El especialista en cirugía de trasplante explicó que en el caso de México, existe la posibilidad de que cuando los papás reúnen las características para ser donador, esto facilita y acorta los tiempos para obtener un riñón o injerto -en el caso de los trasplantes renales- “pero no nos deja la posibilidad a muchos otros pacientes que están en lista de espera que no tienen donador y que requieren una donación cadavérica y para ellos pasa mucho tiempo”.

Los órganos más demandados son riñón, con seis mil 189, y córnea, con seis mil 21; hay solicitudes de 338 hígados, 46 pacientes requieren un injerto de corazón, 16 de páncreas y cuatro de pulmón”, detalló, sin embargo, muchos pacientes aún no se encuentran inscritos en el Centro Nacional de Trasplantes (Cenatra).

El Cirujano Trasplantólogo del Instituto Nacional de Pediatría manifestó que “en México los pacientes que pudieran ser donadores cadavéricos (politraumatizados o por daño cerebral) la mayoría de las veces no los donan y eso dificulta la posibilidad y el acceso a órganos que podrían salvar a muchas vidas”.

Agregó que en estos casos se pueden donar muchos órganos y tejidos, entre ellos: córneas, huesos, corazón, pulmón, páncreas, hígado, riñones, intestinos, entre otros, por lo que reiteró que es urgente que haya una cultura de la donación para salvar vidas.

Nuestro sistema de salud es complicado y fraccionado, ya que las políticas no se pueden aplicar adecuadamente, de ahí que sea necesario crear un Sistema Nacional de Trasplantes, pues de acuerdo a encuestas, el 87 por ciento de los mexicanos se encuentra dispuesto a donar, así como del impulso de campañas de donación.

Hay en el país 382 hospitales autorizados por la Secretaría de Salud y la Cofepris; 347 están para la procuración de órganos; 311 realizan trasplantes; 62 cuentan con licencia de banco. Existen 215 programas corneales; 203 programas de trasplante de riñón; 53 de hígado; 35 de corazón; 6 de pulmón y 9 de páncreas.

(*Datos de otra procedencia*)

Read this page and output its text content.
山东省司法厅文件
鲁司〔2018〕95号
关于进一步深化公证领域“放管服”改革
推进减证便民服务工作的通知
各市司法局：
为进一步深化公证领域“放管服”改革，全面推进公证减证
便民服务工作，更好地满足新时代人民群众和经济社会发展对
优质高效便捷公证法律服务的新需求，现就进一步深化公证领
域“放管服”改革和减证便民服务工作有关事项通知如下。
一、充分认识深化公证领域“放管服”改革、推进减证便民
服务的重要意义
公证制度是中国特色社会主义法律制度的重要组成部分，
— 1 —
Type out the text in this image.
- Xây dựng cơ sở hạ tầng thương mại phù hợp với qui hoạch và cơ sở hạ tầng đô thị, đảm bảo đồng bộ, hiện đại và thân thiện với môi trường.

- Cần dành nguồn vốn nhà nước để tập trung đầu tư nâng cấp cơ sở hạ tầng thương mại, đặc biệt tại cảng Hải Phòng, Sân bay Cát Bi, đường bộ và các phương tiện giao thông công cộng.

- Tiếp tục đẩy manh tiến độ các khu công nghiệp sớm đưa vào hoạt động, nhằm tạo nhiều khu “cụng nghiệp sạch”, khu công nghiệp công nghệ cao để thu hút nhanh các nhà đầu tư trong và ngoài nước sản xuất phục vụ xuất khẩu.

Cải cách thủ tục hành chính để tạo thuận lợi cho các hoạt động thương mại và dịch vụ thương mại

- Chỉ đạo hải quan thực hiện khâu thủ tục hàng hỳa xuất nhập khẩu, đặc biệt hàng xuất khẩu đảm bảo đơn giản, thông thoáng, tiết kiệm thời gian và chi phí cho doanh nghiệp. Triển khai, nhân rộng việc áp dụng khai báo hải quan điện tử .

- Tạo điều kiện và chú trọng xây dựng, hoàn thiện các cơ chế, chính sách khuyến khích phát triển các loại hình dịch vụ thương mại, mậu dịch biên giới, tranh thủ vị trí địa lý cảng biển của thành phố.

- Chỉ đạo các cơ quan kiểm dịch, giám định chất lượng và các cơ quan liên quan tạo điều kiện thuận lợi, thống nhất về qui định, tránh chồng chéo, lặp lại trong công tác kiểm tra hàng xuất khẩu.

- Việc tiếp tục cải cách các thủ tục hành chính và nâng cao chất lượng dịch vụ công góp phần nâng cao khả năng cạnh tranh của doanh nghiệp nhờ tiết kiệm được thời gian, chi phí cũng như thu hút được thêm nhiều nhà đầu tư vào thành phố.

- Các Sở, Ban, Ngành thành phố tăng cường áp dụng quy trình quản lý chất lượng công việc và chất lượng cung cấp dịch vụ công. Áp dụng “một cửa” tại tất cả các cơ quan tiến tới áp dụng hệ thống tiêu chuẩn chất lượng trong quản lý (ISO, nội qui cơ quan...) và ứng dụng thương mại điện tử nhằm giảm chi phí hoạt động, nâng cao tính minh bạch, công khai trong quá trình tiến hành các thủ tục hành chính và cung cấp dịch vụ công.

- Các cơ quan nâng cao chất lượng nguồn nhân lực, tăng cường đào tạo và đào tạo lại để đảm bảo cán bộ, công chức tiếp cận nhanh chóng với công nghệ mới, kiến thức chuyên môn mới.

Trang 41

El Seguro Social es la institución que más trasplantes hace: el 60 por ciento; el 65 por ciento de los pacientes que esperan un órgano están en el IMSS; el 75 por ciento que ya adoptaron un trasplante recibe el medicamento del Seguro Social. La Secretaría de Salud, agregó, tiene el 23 por ciento de los trasplantes en todo el país; está fortaleciendo su actividad a través de los institutos y hospitales de alta especialidad. “Este impulso a las instituciones es lo que podría ayudar a crear un sistema nacional”.

Por falta de una verdadera cultura de la donación, México aún se ubica a la zaga en materia de trasplantes, aun cuando en la última década creció la cifra de donadores. El bajo nivel cultural y las cuestiones religiosas son los aspectos que más influyen en las bajas tasas de donación en  nuestro país.